There is a perception in the irrigated areas that a trend of a yield plateau or yield decline exists. The concern is that higher levels of N, P and K fertilisers and other supplements are being used at increasing costs to rectify this perceived trend. In most cases the reduction in yields is not a nutritional problem but a soil fertility problem   eg. mono-cropping, compaction, sodicity/salinity, increasing weed pressure and poor irrigation practices.

Agronomic practises that contribute to the yield decline / plateau

  • Soils are nutritionally stripped and low microbial activity occur.
  • Inefficient or no fallowing which result in increased levels of diseases and pests.
  • Burning of trash and organic matter results in the gradual decline in microbial activity and N- mineralization in the soil.
  • Increasing pressure from weeds.
  • Increasing compaction with in-field harvesting practises causing poor infiltration and soil aeration.
  • Poor irrigation practises.
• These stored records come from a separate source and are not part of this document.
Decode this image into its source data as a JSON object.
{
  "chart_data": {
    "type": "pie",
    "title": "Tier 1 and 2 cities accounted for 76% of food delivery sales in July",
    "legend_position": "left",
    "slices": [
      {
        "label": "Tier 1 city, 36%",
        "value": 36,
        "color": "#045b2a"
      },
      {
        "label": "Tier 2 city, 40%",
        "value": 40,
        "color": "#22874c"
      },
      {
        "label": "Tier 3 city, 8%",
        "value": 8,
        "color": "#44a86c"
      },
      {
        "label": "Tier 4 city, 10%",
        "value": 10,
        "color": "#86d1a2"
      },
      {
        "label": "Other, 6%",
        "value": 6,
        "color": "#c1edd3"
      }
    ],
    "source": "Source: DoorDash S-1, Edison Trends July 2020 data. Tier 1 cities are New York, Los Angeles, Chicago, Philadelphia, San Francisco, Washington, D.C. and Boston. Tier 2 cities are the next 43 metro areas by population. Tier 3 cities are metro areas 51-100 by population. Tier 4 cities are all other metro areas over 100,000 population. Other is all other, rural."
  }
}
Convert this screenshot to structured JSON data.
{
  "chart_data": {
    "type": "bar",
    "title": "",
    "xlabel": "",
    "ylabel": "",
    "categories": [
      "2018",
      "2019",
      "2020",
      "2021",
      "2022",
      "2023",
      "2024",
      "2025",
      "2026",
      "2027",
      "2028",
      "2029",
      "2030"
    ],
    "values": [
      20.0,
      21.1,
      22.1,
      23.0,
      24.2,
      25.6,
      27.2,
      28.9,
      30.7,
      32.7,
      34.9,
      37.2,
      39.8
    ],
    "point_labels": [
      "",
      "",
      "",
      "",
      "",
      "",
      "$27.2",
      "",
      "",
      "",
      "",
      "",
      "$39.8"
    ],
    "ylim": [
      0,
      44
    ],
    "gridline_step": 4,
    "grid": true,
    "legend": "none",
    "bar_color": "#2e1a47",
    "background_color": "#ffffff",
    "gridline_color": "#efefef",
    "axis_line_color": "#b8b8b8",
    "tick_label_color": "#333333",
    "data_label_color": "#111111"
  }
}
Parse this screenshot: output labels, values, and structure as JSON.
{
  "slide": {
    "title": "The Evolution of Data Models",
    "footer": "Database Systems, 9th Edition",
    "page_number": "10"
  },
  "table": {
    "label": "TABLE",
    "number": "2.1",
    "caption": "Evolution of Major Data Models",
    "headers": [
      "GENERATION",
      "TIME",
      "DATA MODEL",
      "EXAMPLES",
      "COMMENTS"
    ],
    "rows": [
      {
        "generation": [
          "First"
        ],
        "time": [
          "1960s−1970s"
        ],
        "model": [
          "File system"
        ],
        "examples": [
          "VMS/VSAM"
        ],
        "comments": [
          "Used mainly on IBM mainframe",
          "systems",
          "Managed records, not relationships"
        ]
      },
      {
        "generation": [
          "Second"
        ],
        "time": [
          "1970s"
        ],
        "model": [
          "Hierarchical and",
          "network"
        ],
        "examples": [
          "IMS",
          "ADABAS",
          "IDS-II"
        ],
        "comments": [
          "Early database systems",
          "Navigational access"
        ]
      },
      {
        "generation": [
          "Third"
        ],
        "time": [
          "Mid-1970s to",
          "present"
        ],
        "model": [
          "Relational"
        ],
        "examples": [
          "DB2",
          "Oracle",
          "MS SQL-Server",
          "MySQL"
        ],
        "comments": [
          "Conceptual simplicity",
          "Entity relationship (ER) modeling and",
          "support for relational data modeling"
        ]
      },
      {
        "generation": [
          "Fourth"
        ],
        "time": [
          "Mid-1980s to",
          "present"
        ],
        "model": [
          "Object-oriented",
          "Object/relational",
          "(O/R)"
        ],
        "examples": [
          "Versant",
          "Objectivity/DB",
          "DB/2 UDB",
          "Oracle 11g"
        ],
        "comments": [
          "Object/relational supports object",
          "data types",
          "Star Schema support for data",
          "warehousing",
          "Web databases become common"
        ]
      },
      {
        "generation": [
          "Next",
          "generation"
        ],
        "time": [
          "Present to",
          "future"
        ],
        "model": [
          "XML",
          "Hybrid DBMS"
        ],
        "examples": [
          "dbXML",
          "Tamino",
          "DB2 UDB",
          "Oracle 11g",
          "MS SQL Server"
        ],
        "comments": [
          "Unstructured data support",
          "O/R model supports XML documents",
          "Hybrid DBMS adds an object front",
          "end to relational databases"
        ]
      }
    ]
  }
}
Over irrigation causes leaching of nutrients.
  • Decline in water quality in major river systems is causing a gradual build-up of salinity and sodicity.


It is very important that you ask yourself the following:

  • Is the present nutritional program effective?
  • Is there a direct link between achieved yields and the higher N, P and K applications?
  • Are optimal yields being achieved according to the soil potential or is a yield being bought at a higher input cost?
  • Do you know what soil characteristics are required for irrigation purposes e.g. Water holding capacity, available water, depletion factor for the crop, effective rooting depth?
  • When last did you take subsoil samples to monitor subsoil salinity, sodicity or acidity?
  • Are all fields efficiently drained?
  • How efficient are your irrigation systems in terms of water delivery to satisfy crop requirements? Are you scheduling irrigation according to the crop’s needs?
  • When last did you do an identification of the weed species and the pressure they exert on crop yield for each field?
  • Is your present weed control program effective? When last did you change the combination of herbicides being used?
  • Are you still applying sound fallow principles from a disease perspective and sustainability point of view?
  • How efficient or detrimental is your land preparation and in-field harvesting practises?


In most cases yield losses occur because of a combination of these factors mentioned. The solution to low yields/yield plateau requires a “back to basics” approach where sound agronomic management practises are adopted.